The answer to this question for most dogs (and people)! Is “nothing.” Wheat is a grain like any other, and for the healthy dog with no special dietary requirements, wheat can quite comfortably make up a component part of the diet.

However, wheat allergies are one of the most common types of allergies in dogs, which of course means that having wheat present in the food causes a problem for affected dogs! If your dog is prone to allergies or has a history of wheat allergies in their family tree, wheat might be best avoided. But for healthy dogs with no intolerances or allergies, wheat is absolutely fine, and there is no reason to avoid a food that contains wheat.

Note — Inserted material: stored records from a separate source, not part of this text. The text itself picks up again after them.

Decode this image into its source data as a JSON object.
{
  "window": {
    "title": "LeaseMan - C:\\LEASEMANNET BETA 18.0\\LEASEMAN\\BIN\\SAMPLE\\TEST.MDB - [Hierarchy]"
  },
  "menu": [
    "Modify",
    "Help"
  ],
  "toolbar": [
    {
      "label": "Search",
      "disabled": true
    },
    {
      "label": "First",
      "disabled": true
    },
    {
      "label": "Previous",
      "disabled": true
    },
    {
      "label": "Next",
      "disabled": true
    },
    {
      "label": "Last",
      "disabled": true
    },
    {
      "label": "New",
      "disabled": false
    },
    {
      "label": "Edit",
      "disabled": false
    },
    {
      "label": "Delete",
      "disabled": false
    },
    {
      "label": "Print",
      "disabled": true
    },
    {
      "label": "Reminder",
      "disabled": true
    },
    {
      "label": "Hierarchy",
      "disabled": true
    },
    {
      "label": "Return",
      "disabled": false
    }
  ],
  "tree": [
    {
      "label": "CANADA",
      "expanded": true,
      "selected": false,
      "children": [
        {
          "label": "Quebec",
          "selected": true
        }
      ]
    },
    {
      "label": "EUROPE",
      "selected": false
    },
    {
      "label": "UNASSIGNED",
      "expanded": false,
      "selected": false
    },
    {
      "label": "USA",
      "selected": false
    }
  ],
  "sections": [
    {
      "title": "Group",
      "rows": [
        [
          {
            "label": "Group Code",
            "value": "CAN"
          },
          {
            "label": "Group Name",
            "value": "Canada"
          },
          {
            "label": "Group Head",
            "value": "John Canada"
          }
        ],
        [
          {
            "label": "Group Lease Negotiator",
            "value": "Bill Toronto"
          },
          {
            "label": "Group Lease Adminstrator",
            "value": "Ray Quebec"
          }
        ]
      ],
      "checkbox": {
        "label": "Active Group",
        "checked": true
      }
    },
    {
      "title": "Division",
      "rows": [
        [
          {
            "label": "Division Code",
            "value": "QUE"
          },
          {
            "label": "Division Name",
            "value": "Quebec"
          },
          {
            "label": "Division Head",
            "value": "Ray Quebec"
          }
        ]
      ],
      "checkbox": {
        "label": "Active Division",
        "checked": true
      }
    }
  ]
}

Wheat is one of the most commonly used fibre sources in dog food, as it is easy to obtain in bulk, a good source of slow-release energy, and combines well with meats to provide a good source of protein.

If you have any concerns about wheat in your dog’s diet, how much fibre they should be eating, or need any further advice on feeding, talk to your vet, who will be able to advise you or put you in touch with a specialist canine nutritionist who can!